APRENDER A DANZAR
Todos los años, alrededor de 200 chicos de entre 8 y 12 años se presentan para el examen de ingreso en la Escuela de Danza del Teatro Colón. Es, como todo proceso educativo de carácter selectivo, un camino arduo, al que se le suma la propia exigencia de una actividad que hace del rigor con el cuerpo y la disciplina una conducta. Un año de danza, la película de Cecilia Miljiker, documenta ese proceso, el de la previa al ingreso hasta la muestra anual que hacen los estudiantes de la institución. Y se centra especialmente en el grupo de niños y niñas que transitan el primer año de la carrera, en el vínculo que tienen con aquello que los apasiona y también con sus familias, puntualmente madres y abuelas.

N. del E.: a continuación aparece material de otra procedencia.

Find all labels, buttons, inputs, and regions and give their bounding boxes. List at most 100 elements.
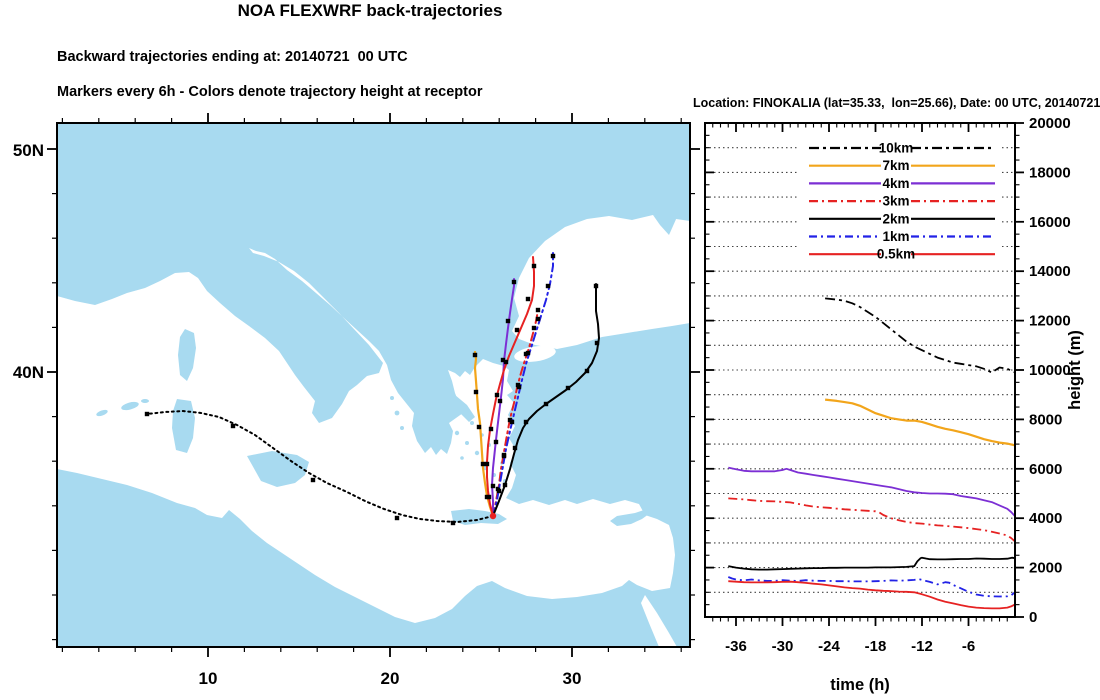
profile-y-tick-label: 10000 bbox=[1029, 362, 1071, 379]
marker-6h-7km bbox=[480, 461, 486, 467]
subtitle-ending-time: Backward trajectories ending at: 2014072… bbox=[57, 49, 408, 65]
receptor-point-finokalia bbox=[489, 512, 497, 520]
profile-y-tick-label: 12000 bbox=[1029, 313, 1071, 330]
legend-label-10km: 10km bbox=[879, 141, 914, 156]
series-line-10km bbox=[825, 297, 1016, 374]
trajectory-1km bbox=[492, 252, 554, 517]
marker-6h-4km bbox=[497, 398, 503, 404]
marker-6h-1km bbox=[516, 384, 522, 390]
map-axis-labels: 10 20 30 50N 40N bbox=[13, 141, 582, 688]
profile-location-title: Location: FINOKALIA (lat=35.33, lon=25.6… bbox=[693, 96, 1100, 110]
map-lon-tick-label: 30 bbox=[563, 669, 582, 688]
sea-black-sea bbox=[512, 215, 690, 349]
marker-6h-2km bbox=[502, 482, 508, 488]
marker-6h-1km bbox=[550, 253, 556, 259]
series-line-4km bbox=[728, 466, 1016, 517]
map-trajectories bbox=[144, 252, 600, 526]
marker-6h-1km bbox=[501, 453, 507, 459]
page-title: NOA FLEXWRF back-trajectories bbox=[237, 1, 503, 20]
marker-6h-2km bbox=[593, 283, 599, 289]
legend-label-0.5km: 0.5km bbox=[877, 247, 915, 262]
profile-axis-labels: -36 -30 -24 -18 -12 -6 0 2000 4000 6000 8000 10000 1… bbox=[725, 115, 1071, 655]
marker-6h-7km bbox=[476, 424, 482, 430]
marker-6h-1km bbox=[509, 419, 515, 425]
marker-6h-1km bbox=[545, 283, 551, 289]
legend-label-1km: 1km bbox=[882, 229, 909, 244]
profile-x-tick-label: -36 bbox=[725, 638, 747, 655]
trajectory-3km bbox=[492, 307, 539, 517]
marker-6h-0.5km bbox=[514, 327, 520, 333]
height-profile-panel: 10km 7km 4km 3km 2km 1km 0.5km -36 -30 -24 -18 -12… bbox=[704, 115, 1084, 694]
map-lat-tick-label: 40N bbox=[13, 363, 44, 382]
y-axis-title: height (m) bbox=[1066, 330, 1084, 410]
profile-y-tick-label: 6000 bbox=[1029, 461, 1062, 478]
marker-6h-7km bbox=[473, 389, 479, 395]
series-line-1km bbox=[727, 576, 1016, 598]
sea-mediterranean bbox=[57, 248, 675, 623]
marker-6h-4km bbox=[500, 357, 506, 363]
marker-6h-2km bbox=[594, 340, 600, 346]
profile-y-tick-label: 20000 bbox=[1029, 115, 1071, 132]
marker-6h-4km bbox=[493, 439, 499, 445]
marker-6h-4km bbox=[511, 279, 517, 285]
island-rhodes bbox=[514, 491, 524, 499]
profile-y-tick-label: 14000 bbox=[1029, 263, 1071, 280]
marker-6h-1km bbox=[496, 488, 502, 494]
marker-6h-2km bbox=[565, 385, 571, 391]
marker-6h-0.5km bbox=[503, 359, 509, 365]
series-line-3km bbox=[728, 497, 1016, 543]
profile-x-tick-label: -6 bbox=[962, 638, 975, 655]
peninsula-crimea bbox=[653, 215, 677, 235]
marker-6h-2km bbox=[543, 401, 549, 407]
legend-label-4km: 4km bbox=[882, 176, 909, 191]
map-lon-tick-label: 10 bbox=[199, 669, 218, 688]
series-line-2km bbox=[728, 556, 1016, 571]
profile-frame-and-ticks bbox=[704, 122, 1024, 626]
subtitle-markers-note: Markers every 6h - Colors denote traject… bbox=[57, 84, 483, 100]
trajectory-7km bbox=[473, 350, 495, 518]
legend-label-3km: 3km bbox=[882, 194, 909, 209]
profile-x-tick-label: -24 bbox=[818, 638, 840, 655]
marker-6h-0.5km bbox=[486, 494, 492, 500]
map-background bbox=[57, 123, 690, 647]
marker-6h-1km bbox=[535, 316, 541, 322]
island-ibiza bbox=[96, 409, 108, 417]
series-line-7km bbox=[824, 398, 1016, 447]
sea-red-sea bbox=[641, 595, 677, 647]
marker-6h-10km bbox=[310, 477, 316, 483]
marker-6h-7km bbox=[472, 352, 478, 358]
series-line-0.5km bbox=[728, 580, 1016, 610]
profile-legend: 10km 7km 4km 3km 2km 1km 0.5km bbox=[798, 139, 1001, 265]
marker-6h-0.5km bbox=[531, 263, 537, 269]
marker-6h-10km bbox=[230, 423, 236, 429]
map-panel: 10 20 30 50N 40N bbox=[13, 113, 700, 688]
profile-y-tick-label: 8000 bbox=[1029, 411, 1062, 428]
profile-series-lines bbox=[727, 297, 1016, 610]
marker-6h-1km bbox=[525, 350, 531, 356]
map-frame-and-ticks bbox=[47, 113, 700, 657]
island-cyprus bbox=[610, 509, 653, 526]
profile-y-tick-label: 2000 bbox=[1029, 560, 1062, 577]
marker-6h-10km bbox=[450, 520, 456, 526]
marker-6h-3km bbox=[531, 325, 537, 331]
island-euboea bbox=[451, 395, 475, 422]
trajectory-2km bbox=[492, 283, 600, 517]
marker-6h-0.5km bbox=[494, 392, 500, 398]
profile-y-tick-label: 4000 bbox=[1029, 510, 1062, 527]
profile-y-tick-label: 16000 bbox=[1029, 214, 1071, 231]
marker-6h-0.5km bbox=[484, 461, 490, 467]
map-frame bbox=[56, 122, 691, 648]
marker-6h-0.5km bbox=[525, 296, 531, 302]
legend-label-7km: 7km bbox=[882, 158, 909, 173]
profile-x-tick-label: -18 bbox=[865, 638, 887, 655]
profile-x-tick-label: -30 bbox=[772, 638, 794, 655]
marker-6h-4km bbox=[505, 318, 511, 324]
island-corsica bbox=[178, 329, 196, 381]
marker-6h-2km bbox=[584, 368, 590, 374]
island-sicily bbox=[247, 451, 309, 487]
profile-y-tick-label: 0 bbox=[1029, 609, 1037, 626]
map-lon-tick-label: 20 bbox=[381, 669, 400, 688]
marker-6h-3km bbox=[535, 307, 541, 313]
marker-6h-10km bbox=[394, 515, 400, 521]
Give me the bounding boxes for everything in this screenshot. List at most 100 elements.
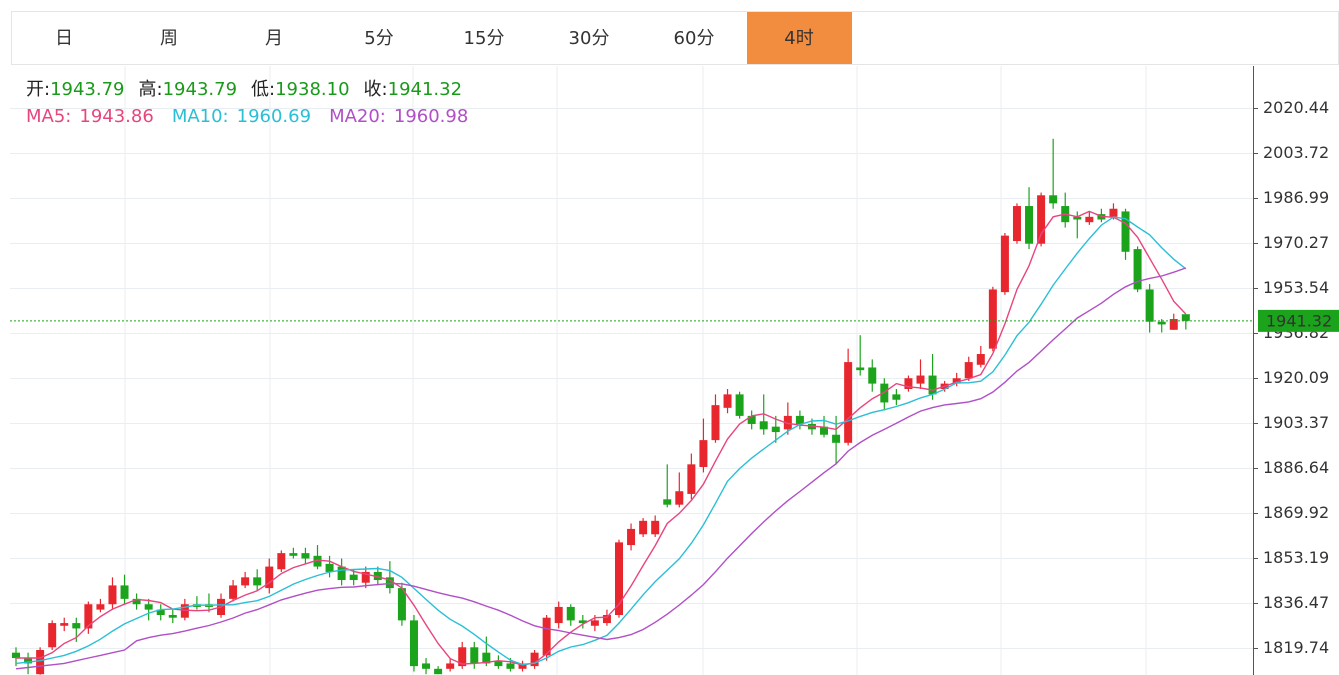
tab-label[interactable]: 30分 <box>569 28 610 49</box>
candle-body <box>615 542 623 616</box>
candle <box>723 388 732 414</box>
candle-body <box>988 289 997 349</box>
candle-body <box>132 598 141 605</box>
y-tick-label: 1853.19 <box>1263 548 1329 567</box>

El documental mezcla la dinámica del relato estudiantil con lo deportivo, a partir de reflejar el entrenamiento, la enseñanza de la técnica, la dinámica grupal, pero también el lapso de tiempo en el que los estudiantes van alcanzando un mayor dominio de la danza. Si Miljiker no subraya la dureza en la enseñanza (el de la danza clásica debe ser uno de los espacios más competitivos y a la vez exigentes) ni el nivel casi obsesivo con que los jóvenes estudiantes buscan alcanzar su objetivo, eso se adivina cuando la cámara captura gestos y formas de los docentes, pero también en los testimonios de los chicos o de madres que buscan disimular la tensión. Es curioso cómo las madres quieren demostrar la libertad de sus hijos al elegir esa carrera, mientras invaden el espacio de los chicos y explican a cámara los sentimientos y deseos que los movilizan.
La directora opta por mezclar recursos tradicionales (testimonios a cámara de bustos parlantes) con otros más contemporáneos (un registro de observación), y es el montaje el que no sólo fusiona sino también construye la narrativa con envidiable precisión. A través de la edición, los cuerpos alcanzan un carácter coreográfico, logrando una notable continuidad entre tema y forma: si la danza es una actividad que mezcla la destreza física con el rigor en la precisión del tiempo, el documental hace de eso una bandera. En apenas 80 minutos transita un año de estudio, el recorte de cada estudiante permite ver un crecimiento individual y grupal. Y como si de una ficción se tratara, encuentra en la muestra de fin de año, en los ensayos hacia ese montaje, el clímax dramático que el documental necesita. Hacia el final, Un año de danza emociona porque nos comprometió en el recorrido de sus personajes y nos deja pensando sobre cuál será el futuro de cada uno. Y las despedidas del año del ciclo lectivo no sólo sirven para ver en esos exigentes estudiantes a los niños que en verdad son, sino también para descubrir la circularidad de un movimiento que no se acaba nunca.